Tensor Parallelism -- MultiprocExecutor

Spawns one worker process per GPU rank and uses shared-memory message queues for low-latency RPC dispatch.

vllm/v1/executor/multiproc_executor.pyGitHub
class MultiprocExecutor(Executor):
    supports_pp: bool = True

    def __init__(self, vllm_config, ...):
        tp_size, pp_size, pcp_size = (
            self._get_parallel_sizes()
        )
        assert self.world_size == (
            tp_size * pp_size * pcp_size
        )

        # Shared-memory broadcast queue
        self.rpc_broadcast_mq = MessageQueue(
            tp_size * pp_size * pcp_size
        )

        # Spawn one worker per GPU rank
        for rank in range(self.local_world_size):
            worker = WorkerProc.make_worker_process(
                vllm_config=vllm_config,
                local_rank=rank,
                rank=rank,
            )
            self.workers.append(worker)

Speculative Decoding -- EAGLE Proposer

The EAGLE proposer uses target model hidden states to predict draft tokens via a lightweight head.

vllm/v1/spec_decode/eagle.pyGitHub
class SpecDecodeBaseProposer:
    def _greedy_sample(self, hidden_states):
        """Greedy-sample draft tokens from hidden states."""
        if self.use_local_argmax_reduction:
            return self.model.get_top_tokens(
                hidden_states
            )
        return self.model.compute_logits(
            hidden_states
        ).argmax(dim=-1)

    def propose(self, target_token_ids,
               target_hidden_states, ...):
        # First pass: run draft model
        self.set_inputs_first_pass(...)
        hidden = self.model.forward(
            self.draft_token_ids, ...
        )
        draft_tokens = self._greedy_sample(hidden)

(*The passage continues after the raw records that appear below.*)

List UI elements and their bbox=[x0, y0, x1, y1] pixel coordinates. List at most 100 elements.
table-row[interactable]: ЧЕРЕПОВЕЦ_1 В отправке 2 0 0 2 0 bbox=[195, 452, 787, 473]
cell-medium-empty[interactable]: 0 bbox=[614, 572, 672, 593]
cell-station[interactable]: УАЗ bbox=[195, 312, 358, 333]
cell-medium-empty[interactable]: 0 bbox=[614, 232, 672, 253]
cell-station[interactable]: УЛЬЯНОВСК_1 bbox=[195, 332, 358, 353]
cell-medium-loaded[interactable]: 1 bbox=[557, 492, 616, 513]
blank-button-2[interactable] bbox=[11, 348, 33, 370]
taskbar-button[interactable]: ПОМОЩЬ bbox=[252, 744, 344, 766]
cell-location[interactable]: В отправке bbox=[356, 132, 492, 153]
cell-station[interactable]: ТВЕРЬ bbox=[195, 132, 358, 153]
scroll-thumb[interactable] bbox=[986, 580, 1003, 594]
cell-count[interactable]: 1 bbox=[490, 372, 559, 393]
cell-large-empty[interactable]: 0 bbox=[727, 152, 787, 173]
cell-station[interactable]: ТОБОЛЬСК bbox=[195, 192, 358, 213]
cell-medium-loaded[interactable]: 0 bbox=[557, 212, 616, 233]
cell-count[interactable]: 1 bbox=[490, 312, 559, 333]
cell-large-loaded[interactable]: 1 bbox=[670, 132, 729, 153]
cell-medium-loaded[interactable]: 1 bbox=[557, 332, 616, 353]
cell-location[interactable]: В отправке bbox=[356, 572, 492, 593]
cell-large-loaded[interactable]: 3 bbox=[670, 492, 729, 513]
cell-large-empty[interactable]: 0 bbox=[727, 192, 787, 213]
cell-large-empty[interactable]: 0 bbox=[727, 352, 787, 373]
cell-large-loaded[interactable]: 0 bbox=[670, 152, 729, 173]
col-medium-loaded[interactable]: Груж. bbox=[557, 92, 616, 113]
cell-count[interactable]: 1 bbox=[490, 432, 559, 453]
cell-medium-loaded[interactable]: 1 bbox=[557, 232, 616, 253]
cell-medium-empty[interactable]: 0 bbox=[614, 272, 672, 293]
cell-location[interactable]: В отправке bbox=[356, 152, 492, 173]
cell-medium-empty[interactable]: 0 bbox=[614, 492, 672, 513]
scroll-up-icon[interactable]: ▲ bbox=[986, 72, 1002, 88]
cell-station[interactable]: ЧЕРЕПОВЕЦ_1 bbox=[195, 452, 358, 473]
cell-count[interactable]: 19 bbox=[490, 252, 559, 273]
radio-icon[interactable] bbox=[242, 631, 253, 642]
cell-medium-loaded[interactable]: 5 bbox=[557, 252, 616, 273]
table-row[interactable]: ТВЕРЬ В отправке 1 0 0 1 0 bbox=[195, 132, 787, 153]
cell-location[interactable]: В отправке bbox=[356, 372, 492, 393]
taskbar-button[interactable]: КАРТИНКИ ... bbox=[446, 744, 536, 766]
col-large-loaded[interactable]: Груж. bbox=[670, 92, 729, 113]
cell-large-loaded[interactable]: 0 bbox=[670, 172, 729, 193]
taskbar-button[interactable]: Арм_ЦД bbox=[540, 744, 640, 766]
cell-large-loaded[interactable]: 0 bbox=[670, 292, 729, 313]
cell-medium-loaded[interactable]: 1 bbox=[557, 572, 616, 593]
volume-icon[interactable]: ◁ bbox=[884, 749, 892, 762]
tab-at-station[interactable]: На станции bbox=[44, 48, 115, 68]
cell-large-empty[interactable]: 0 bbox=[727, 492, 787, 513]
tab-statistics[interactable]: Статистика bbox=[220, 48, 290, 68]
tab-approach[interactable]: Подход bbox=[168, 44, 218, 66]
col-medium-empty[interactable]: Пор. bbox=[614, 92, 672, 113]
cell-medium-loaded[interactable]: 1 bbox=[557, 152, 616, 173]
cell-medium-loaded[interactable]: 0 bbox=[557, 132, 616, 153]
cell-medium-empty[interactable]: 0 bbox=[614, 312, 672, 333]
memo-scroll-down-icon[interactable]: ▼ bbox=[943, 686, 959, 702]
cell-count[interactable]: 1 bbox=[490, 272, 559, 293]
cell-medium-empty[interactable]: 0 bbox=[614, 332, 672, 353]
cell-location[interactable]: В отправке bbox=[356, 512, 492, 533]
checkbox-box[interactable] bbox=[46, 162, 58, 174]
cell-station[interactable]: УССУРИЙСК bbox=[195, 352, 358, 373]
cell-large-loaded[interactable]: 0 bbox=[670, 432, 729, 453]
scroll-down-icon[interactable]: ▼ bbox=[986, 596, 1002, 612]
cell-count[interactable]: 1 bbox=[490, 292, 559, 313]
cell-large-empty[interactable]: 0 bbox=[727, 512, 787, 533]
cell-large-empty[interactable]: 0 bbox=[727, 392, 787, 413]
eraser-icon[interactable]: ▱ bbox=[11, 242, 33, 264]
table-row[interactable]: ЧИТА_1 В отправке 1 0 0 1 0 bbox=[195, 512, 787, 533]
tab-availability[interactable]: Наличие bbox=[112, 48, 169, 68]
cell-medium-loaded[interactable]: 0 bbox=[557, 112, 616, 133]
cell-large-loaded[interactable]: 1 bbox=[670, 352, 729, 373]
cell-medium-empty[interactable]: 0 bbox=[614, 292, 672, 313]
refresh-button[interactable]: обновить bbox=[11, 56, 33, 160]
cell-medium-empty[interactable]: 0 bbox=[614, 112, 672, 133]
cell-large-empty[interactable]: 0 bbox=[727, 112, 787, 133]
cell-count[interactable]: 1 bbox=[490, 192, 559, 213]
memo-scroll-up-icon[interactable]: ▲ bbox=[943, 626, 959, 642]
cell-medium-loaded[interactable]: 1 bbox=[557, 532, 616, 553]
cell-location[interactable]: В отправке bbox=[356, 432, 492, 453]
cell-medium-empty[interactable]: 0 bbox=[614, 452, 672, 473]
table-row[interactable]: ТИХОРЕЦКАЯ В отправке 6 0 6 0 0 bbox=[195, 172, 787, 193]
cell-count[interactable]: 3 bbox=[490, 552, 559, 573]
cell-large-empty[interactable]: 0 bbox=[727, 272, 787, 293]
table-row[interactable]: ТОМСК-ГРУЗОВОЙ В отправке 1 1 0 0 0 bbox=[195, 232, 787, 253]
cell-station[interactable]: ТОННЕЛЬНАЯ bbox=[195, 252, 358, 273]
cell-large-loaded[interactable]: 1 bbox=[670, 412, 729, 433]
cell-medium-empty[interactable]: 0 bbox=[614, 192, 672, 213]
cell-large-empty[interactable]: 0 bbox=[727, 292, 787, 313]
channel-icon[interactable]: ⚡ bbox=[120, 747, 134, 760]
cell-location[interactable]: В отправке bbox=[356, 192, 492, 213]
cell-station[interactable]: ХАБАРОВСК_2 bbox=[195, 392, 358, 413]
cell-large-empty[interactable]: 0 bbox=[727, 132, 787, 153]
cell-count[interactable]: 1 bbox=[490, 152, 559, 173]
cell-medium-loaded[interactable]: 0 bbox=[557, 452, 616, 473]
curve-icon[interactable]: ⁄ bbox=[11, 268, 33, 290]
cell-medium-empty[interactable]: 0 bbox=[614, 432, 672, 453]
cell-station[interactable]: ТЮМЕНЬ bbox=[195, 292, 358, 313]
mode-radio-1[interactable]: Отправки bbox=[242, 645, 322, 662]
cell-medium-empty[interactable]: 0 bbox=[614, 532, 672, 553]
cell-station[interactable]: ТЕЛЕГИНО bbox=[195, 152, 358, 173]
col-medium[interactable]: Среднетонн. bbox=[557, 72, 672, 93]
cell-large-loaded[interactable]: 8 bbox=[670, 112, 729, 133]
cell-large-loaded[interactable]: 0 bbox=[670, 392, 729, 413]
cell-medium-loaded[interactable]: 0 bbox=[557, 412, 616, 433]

        # Iteratively generate remaining tokens
        for i in range(1, self.num_speculative_tokens):
            self.set_inputs_subsequent_pass(
                draft_tokens, i
            )
            hidden = self.model.forward(...)
            draft_tokens = self._greedy_sample(hidden)

Engine Core -- Main Loop

The step() method orchestrates one iteration: schedule, execute, sample, update.

vllm/v1/engine/core.pyGitHub
def step(self) -> EngineCoreOutputs:
    """Execute one iteration of the engine loop."""
    if not self.scheduler.has_requests():
        return EngineCoreOutputs.empty()

    scheduler_output = self.scheduler.schedule()
    executor_future = self.model_executor.execute_model(
        scheduler_output, non_block=True
    )
    grammar_bitmask = (
        self.scheduler.get_grammar_bitmask()
    )

    model_output = executor_future.result()
    self._process_aborts_queue()
    outputs = self.scheduler.update_from_output(
        model_output
    )
    return outputs
🔧
Production tip: Monitor gpu_cache_usage_perc at the /metrics endpoint. When it consistently hits 100%, reduce --max-model-len or add GPU capacity. The vLLM Production Stack provides Helm charts with built-in Prometheus integration.